Otras disposiciones del Código Ingenios resultan muy positivas y son importantes de rescatar. Por nombrar algunas, las detallo a continuación:

– En el proyecto se formulan normas y la adecuación de un marco legal importante para desarrollar la industria científica de nuestro país, de tal manera que el  profesional pueda hacer carrera en el ámbito de la investigación.

– En el caso de los estudiantes, cuyas tesis o proyectos desarrolladas en instituciones educativas les pertenece su titularidad, lo que actualmente no es así pues constituye una obra por encargo y hoy en día la titularidad las tienen las instituciones educativas (salvo pacto en contrario). Adicionalmente, le permite a la universidad la posibilidad de explotar la tesis o proyecto del estudiante, pero con la obligatoriedad de concederle el 40% de los beneficios.

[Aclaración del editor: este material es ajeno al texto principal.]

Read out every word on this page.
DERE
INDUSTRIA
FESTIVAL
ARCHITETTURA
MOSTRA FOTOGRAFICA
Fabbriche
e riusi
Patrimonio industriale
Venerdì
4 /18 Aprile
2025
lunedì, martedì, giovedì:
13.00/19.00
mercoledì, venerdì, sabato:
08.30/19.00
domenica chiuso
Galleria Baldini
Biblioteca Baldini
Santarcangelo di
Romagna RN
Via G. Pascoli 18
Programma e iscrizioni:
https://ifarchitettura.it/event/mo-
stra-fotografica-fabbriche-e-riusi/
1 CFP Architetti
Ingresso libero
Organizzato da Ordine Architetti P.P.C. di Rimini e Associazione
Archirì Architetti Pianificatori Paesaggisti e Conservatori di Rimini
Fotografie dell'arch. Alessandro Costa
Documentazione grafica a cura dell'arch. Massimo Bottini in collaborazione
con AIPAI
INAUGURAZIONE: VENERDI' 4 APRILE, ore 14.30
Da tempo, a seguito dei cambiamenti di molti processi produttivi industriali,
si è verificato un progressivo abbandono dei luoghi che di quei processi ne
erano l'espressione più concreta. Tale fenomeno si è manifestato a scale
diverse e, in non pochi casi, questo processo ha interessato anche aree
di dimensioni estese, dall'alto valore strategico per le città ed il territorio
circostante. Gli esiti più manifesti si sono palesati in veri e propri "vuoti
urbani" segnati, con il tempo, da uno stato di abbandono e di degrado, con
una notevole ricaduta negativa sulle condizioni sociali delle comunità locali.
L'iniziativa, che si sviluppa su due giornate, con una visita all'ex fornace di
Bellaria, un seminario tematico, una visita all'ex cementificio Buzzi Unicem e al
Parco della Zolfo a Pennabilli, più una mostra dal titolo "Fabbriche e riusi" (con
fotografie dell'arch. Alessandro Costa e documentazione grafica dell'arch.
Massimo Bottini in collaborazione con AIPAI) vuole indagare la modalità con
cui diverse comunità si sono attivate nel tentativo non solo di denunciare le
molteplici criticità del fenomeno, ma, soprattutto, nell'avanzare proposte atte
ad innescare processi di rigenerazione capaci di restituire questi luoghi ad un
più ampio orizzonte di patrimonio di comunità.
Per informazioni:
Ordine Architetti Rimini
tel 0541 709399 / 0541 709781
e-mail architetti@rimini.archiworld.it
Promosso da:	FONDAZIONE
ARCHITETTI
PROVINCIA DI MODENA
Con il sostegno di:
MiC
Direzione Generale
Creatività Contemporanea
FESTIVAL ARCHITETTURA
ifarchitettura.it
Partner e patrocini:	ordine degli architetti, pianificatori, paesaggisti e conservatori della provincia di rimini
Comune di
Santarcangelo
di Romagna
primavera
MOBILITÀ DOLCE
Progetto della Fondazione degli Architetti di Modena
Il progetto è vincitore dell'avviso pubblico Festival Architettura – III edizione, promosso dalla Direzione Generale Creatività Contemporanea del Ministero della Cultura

– La protección de los conocimientos tradicionales y saberes ancestrales está ampliamente desarrollado y nos beneficia como país.

– También se plantean nuevos mecanismos para acceder a obras que por tiempo o limitación de sus titulares no era posible y nos atrasaban como sociedad.

Entre otros temas que resultan positivos, y que en su momento podremos analizar detalladamente.

El mayor desafío para las industrias creativas y culturales es informarse y asesorarse adecuadamente del marco jurídico que entre o inclusive del que hoy se encuentre en vigencia. La necesidad de la formalidad en los creativos, conlleva el educarse en sus derechos de propiedad intelectual y en los de terceros. Las consecuencias para quienes trabajan en el área de la creatividad (con o sin el proyecto aprobado) son: incurrir en una disputa jurídica, exponer a un conflicto legal a sus clientes, y no aprovechar las normas que los favorecen.